Chris Schaffer to advise on science policy in D.C.

Chris Schaffer
Schaffer

Chris Schaffer will bring a scientist's perspective to Capitol Hill starting this September when he begins a yearlong congressional policy fellowship.

Schaffer, associate professor of biomedical engineering, has been awarded an Arthur H. Guenther Congressional Fellowship, supported by the Optical Society of America and the International Society for Optics and Photonics, and administered by the American Association for the Advancement of Science. He will spend a sabbatical year in Washington, D.C.

Guenther fellows, according to the organization's website, work in the office of a U.S. senator or representative, or with a congressional committee, to get firsthand knowledge of congressional operations, contribute to the policymaking process, and forge links among the engineering, scientific and public-policy communities.

Schaffer, a broadly trained scientist with research interests ranging from physics and optics to biology and neuroscience, hopes to provide input into policy issues where science or technology advice are needed.
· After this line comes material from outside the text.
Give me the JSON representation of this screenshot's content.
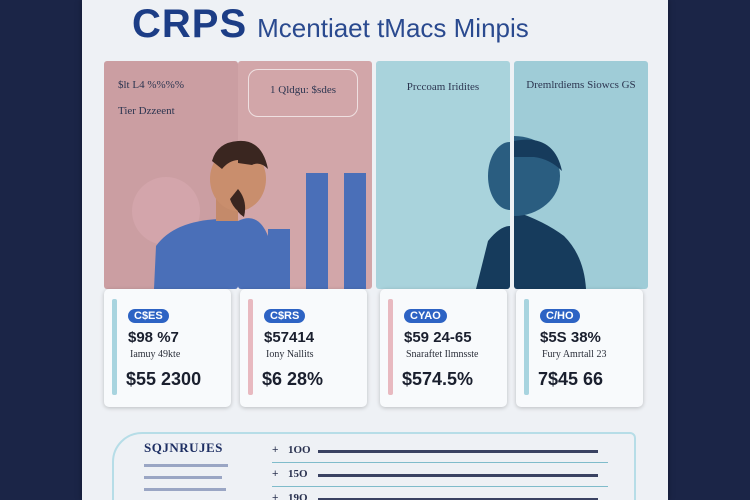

He feels that an interdisciplinary scientist's perspective could be valuable in many areas including science funding, energy, climate change and education.

"It seems there is an enormous fraction of bills that have a significant technical component," Schaffer said. "One thing I'm looking forward to is having the 30,000-foot-view of science policy."

Schaffer's lab at Cornell, which he runs with research associate Nozomi Nishimura, uses advanced optical techniques to observe and manipulate in vivo biological systems, with the goal of understanding normal and disease-state physiological processes in the central nervous system.

He has collaborated with both physicists and neurobiologists. He hopes this background and "habit of being self-taught" will be useful in his role in Washington, which he sees as a public service.

Schaffer also said he is dedicated to the concept of communicating science clearly and to training people in his labs and classes to be effective communicators.

"I've come to appreciate the value of being able to accurately convey scientific ideas without technical language … by talking about key concepts, rather than details and jargon," he said.